Rigid Compliance with Company Policy May Violate the ADA

The Sixth Circuit Court of Appeals recently issued a decision upholding a jury's guilty verdict against a large national retailer. Although a straightforward application of the Americans with Disabilities Act, this case a great example of how strict enforcement of company policy can run afoul of the Act’s prohibition against discrimination and an employer’s obligation to provide reasonable accommodations.

The plaintiff, Linda Atkins suffered from diabetes. She took insulin and monitored her diet. To fend off possible hypoglycemic episodes, which included seizures and blackouts, she needed 100 calories of glucose immediately available to her. Her glucose of choice was orange juice: easily measured, consumed and stored.

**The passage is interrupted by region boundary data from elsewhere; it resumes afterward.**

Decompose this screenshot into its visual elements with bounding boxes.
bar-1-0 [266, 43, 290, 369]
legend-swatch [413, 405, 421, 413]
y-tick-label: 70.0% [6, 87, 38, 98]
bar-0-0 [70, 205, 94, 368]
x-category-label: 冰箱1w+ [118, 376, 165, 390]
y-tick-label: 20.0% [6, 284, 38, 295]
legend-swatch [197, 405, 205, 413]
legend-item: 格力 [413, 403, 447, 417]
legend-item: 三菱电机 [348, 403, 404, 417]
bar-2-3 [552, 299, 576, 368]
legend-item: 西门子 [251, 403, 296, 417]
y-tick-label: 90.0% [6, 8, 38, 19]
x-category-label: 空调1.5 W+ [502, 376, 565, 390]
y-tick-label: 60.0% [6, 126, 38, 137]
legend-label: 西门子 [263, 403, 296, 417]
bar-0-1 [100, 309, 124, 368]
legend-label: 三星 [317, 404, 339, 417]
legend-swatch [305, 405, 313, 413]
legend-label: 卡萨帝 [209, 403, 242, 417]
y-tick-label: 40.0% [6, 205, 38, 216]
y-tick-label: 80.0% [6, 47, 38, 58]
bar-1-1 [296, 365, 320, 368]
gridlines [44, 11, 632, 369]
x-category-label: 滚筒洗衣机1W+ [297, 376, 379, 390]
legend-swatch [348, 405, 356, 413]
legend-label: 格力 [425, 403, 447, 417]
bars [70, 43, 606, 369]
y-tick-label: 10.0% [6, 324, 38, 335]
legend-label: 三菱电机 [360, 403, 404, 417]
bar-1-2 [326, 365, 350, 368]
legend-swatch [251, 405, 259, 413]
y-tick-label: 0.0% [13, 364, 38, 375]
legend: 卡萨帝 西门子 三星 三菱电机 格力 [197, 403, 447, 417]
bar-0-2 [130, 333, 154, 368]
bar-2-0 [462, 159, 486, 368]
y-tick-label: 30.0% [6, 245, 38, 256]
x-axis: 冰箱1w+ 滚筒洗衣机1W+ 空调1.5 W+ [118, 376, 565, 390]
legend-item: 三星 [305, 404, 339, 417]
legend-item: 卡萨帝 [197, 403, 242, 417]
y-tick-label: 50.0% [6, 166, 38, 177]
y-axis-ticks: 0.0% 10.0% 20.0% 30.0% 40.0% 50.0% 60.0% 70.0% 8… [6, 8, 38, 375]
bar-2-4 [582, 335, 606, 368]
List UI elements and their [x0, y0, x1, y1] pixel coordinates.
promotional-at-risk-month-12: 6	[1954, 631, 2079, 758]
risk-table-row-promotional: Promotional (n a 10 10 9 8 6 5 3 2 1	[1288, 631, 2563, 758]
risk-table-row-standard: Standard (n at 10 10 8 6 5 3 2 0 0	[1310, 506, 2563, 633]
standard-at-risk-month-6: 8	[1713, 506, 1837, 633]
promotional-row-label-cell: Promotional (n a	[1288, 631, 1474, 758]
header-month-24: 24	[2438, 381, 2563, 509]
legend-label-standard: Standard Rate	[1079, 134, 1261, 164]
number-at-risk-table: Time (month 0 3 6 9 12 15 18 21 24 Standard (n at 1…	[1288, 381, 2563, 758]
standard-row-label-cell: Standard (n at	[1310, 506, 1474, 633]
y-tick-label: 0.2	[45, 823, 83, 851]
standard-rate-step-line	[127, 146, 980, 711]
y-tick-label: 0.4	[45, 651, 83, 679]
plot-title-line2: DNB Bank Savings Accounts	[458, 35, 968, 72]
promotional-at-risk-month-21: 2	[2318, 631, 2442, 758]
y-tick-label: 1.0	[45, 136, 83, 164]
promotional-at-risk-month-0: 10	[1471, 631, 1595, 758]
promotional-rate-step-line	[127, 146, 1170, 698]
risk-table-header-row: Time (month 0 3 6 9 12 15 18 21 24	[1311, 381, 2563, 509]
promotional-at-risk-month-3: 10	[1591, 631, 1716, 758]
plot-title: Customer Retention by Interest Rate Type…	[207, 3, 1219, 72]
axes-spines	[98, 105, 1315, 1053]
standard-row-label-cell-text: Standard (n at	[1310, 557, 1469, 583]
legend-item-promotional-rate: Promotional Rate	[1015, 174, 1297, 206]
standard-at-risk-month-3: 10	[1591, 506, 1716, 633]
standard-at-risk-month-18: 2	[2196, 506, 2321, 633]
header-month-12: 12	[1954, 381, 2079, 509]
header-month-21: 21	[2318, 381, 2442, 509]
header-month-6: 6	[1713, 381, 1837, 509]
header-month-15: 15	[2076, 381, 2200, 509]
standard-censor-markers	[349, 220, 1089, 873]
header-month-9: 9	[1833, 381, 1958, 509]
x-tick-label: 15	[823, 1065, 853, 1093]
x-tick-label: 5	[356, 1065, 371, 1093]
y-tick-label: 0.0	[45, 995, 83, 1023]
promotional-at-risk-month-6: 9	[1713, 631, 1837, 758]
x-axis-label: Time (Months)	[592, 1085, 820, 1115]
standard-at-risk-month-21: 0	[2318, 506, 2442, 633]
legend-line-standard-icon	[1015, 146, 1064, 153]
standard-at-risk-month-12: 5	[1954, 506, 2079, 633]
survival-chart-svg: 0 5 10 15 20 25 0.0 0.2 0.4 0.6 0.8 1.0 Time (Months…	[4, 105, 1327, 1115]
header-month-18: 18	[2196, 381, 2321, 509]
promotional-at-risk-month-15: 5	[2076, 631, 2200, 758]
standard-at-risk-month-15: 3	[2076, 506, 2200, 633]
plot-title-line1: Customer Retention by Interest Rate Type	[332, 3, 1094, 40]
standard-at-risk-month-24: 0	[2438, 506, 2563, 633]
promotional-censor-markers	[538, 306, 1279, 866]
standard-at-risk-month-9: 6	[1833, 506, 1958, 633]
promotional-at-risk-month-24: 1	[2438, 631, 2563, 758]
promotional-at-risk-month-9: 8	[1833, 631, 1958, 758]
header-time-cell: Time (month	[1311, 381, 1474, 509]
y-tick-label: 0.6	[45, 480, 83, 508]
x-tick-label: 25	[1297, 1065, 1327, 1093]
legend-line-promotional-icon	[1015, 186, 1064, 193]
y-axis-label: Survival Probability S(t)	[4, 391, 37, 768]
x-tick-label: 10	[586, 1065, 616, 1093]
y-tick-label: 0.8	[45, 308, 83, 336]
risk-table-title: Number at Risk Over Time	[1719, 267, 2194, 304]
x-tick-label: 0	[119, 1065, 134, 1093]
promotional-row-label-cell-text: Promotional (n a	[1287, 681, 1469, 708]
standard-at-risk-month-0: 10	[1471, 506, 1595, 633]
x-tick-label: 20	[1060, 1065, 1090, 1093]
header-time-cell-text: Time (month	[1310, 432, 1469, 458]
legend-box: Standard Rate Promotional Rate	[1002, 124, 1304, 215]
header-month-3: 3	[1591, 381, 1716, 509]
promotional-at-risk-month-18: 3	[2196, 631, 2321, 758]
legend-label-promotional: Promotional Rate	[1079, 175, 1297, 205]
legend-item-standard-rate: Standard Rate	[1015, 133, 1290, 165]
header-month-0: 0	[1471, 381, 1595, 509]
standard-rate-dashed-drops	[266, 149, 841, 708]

Early in her tenure, if Atkins experienced an episode, she excused herself to the break room where she kept her orange juice. This worked well for her, and her work performance was awarded with a promotion to front-end lead. As lead, she often worked alone. That meant she could no longer leave the register to fetch her juice. She thus asked the store manager if she could keep it at the register since.

The store manager said no, citing a store "grazing" policy prohibiting employees from eating or drinking at the register. The manager did not engage in any further discussion about it. After having her request rejected, Atkins had two diabetic episodes that required her to grab a juice from the store cooler to drink it. She then paid $1.69 for the juice each time. She also informed the manager about each episode. Once again, the manager did not engage in any type of discussion with Atkins about a better accommodation.

Shortly thereafter, Dollar General investigated possible employee theft. They learned about Atkins' juice purchases, interviewed her about it, then terminated her because she consumed the juice before she paid for it. Atkins sued for disability discrimination and failure to accommodate. The employer lost both before a jury and on appeal.

Here are some takeaways from the decision. Employers must have an ADA policy and provide managers training on it. Managers, especially those in decentralized businesses like retail chains, must understand their role in the interactive and accommodation processes. In this case, breaking from policy and allowing Atkins to keep juice at the register was a reasonable accommodation. Moreover, the store manager did not take any steps to engage Atkins to see if some other accommodation within store policy may have worked for her. Ultimately, the company put form over substance, endangering its employee and submitting the company to a significant (over $700,000), adverse, and easily-preventable verdict.